RPI truths and UKSA blindness

The UK Statistics Authority announced today that it will respond to the House of Lords report ‘Measuring Inflation’ on 4 September. It’s hard to know how UKSA will respond as, due to its actions and inactions, it and the measurement of inflation is in a deep hole. The Lords report said (page 4) that the “present position of the Authority is untenable” and that “it should fulfil its statutory duty to promote and safeguard the quality of official statistics and to do that, it should request a fix to the clothing problem”. This note sets out three truths that I hope – but do not expect – UKSA to cover. UKSA needs to be honest about formulae, stop being biased and act independently

The three points in this note are based on my contribution to the meeting held at the RSS in July 2018 following the publication of the controversial ONS “shortcomings” paper published in March 2018.

Formulae

To simplify, the ONS and other critics of the RPI mainly blame the Carli formula (used in the RPI) for the index’s so-called problems. The same people have a view that Jevons, the alternative formula and the one used in the CPI, is far superior. This is simply not true and I offer two pieces of evidence.

  1. The CPI’s measurement of clothing pre 2010 was terrible. Over two decades to 2011, clothing prices apparently more than halved, when the CPI as a whole was up by more than a half. The CPI clothing component was more “wrong” relative to aggregate CPI pre-2010 than the RPI clothing has been since, post-2010 – and for much longer, and it was a larger weight. So Jevons caused more damage to the measurement of UK’s clothing than Carli has.
  2. Rates of clothing inflation in many EU countries look implausible. Over the last decade Polish and Bulgarian aggregate CPIs showed almost identical growth yet one has clothing falling by 37% and the other rising by 17%. Lithuania clothing fell by 12%, Estonia rose by 41%. The Irish numbers are simply extraordinary. These are divergent, nonsense trends, despite using Jevons.

Yet it seems that neither the nation states that produce these figures nor Eurostat that governs them have noticed. The ONS turns a blind eye. No one blames the Jevons formula for these trends, so why is Carli the reason for RPI’s problems in the last decade? It is the price collection of clothing that is the problem. If you put poor quality raw data into any formula the results will not be plausible. 

Bias in ONS thinking

ONS seems unable to appreciate the consequences of two truths about the measurement of inflation:

  1. Inflation is a latent variable. The true rate of inflation is unknown yet ONS states stridently that the RPI is wrong and CPI is good. The evidence is, in contrast, that many experience inflation closer to RPI than CPI.
  2. There are different uses and users of inflation indices. No one price index fulfils any one of those purposes perfectly. No one index is perfect for all purposes. Household or pensioner experience of inflation is conceptually and (probably) numerically different to macroeconomic inflation. The differences in construction between RPI and CPI are not, as ONS says, problems to resolve, they have evolved over time, are there by design and justified.

Politics and independence

The Lords’ report made clear that ONS/UKSA was not acting independently. The committee suggested that statisticians are afraid to change the construction of RPI for fear of it leading to fiscal costs from redeemable index-linked gilts. But this is UKSA playing politics not doing statistics. ONS needs to produce the RPI and produce fit for purpose official statistics – and not to worry about the gilt market. This is due process, as set out in legislation.

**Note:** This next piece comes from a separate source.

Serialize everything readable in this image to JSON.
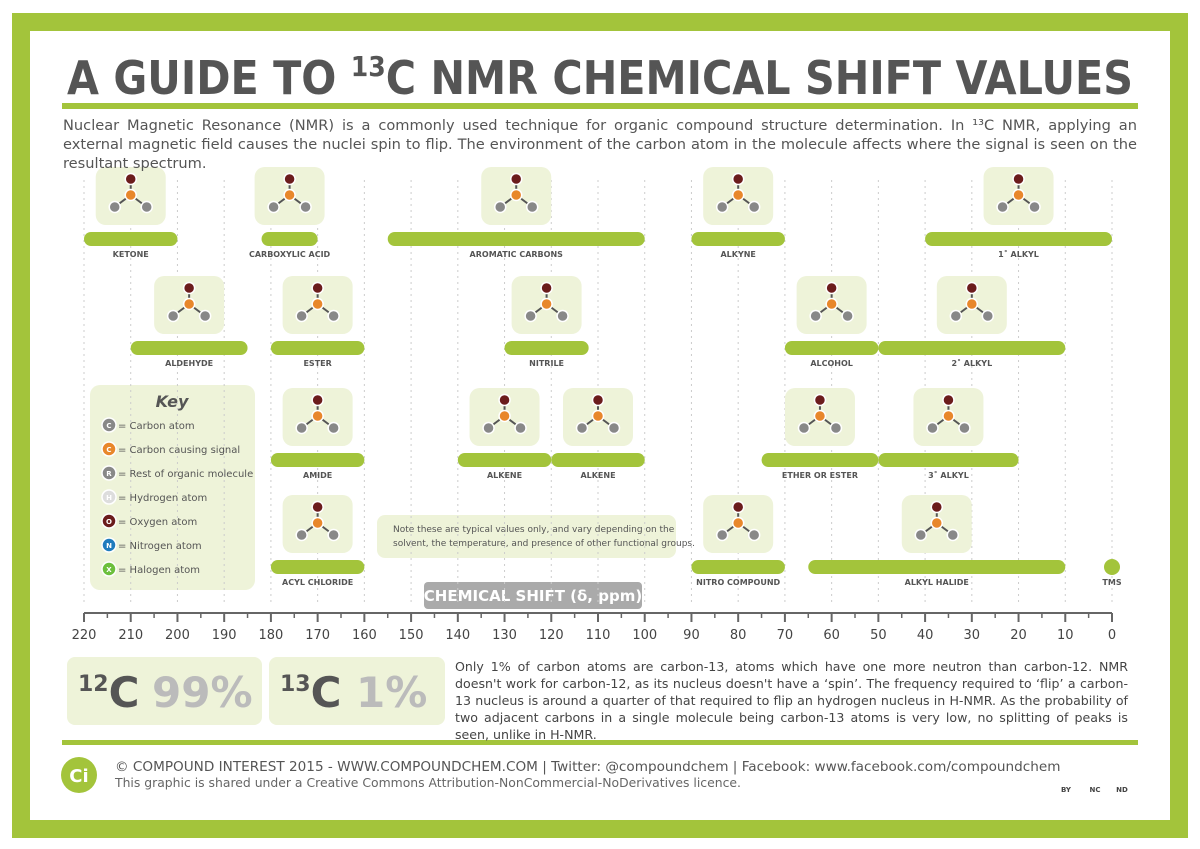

Political interference happens at all levels and at every opportunity. It seems that attendees from the ONS, Bank and Treasury usually outnumber others at stakeholder panel meetings. In contrast, the RPIAC in the 1990s had 4 out of 21 from the same institutions. That UKSA has had to wait to publish its response to the Lords report until the Treasury is ready (and that the publications are co-ordinated) is hardly a sign of independence. It’s not hard to imagine who had the final say over the content of the responses. The Treasury’s involvement is all the more odd given UKSA is a non-ministerial department reporting to the Cabinet Office.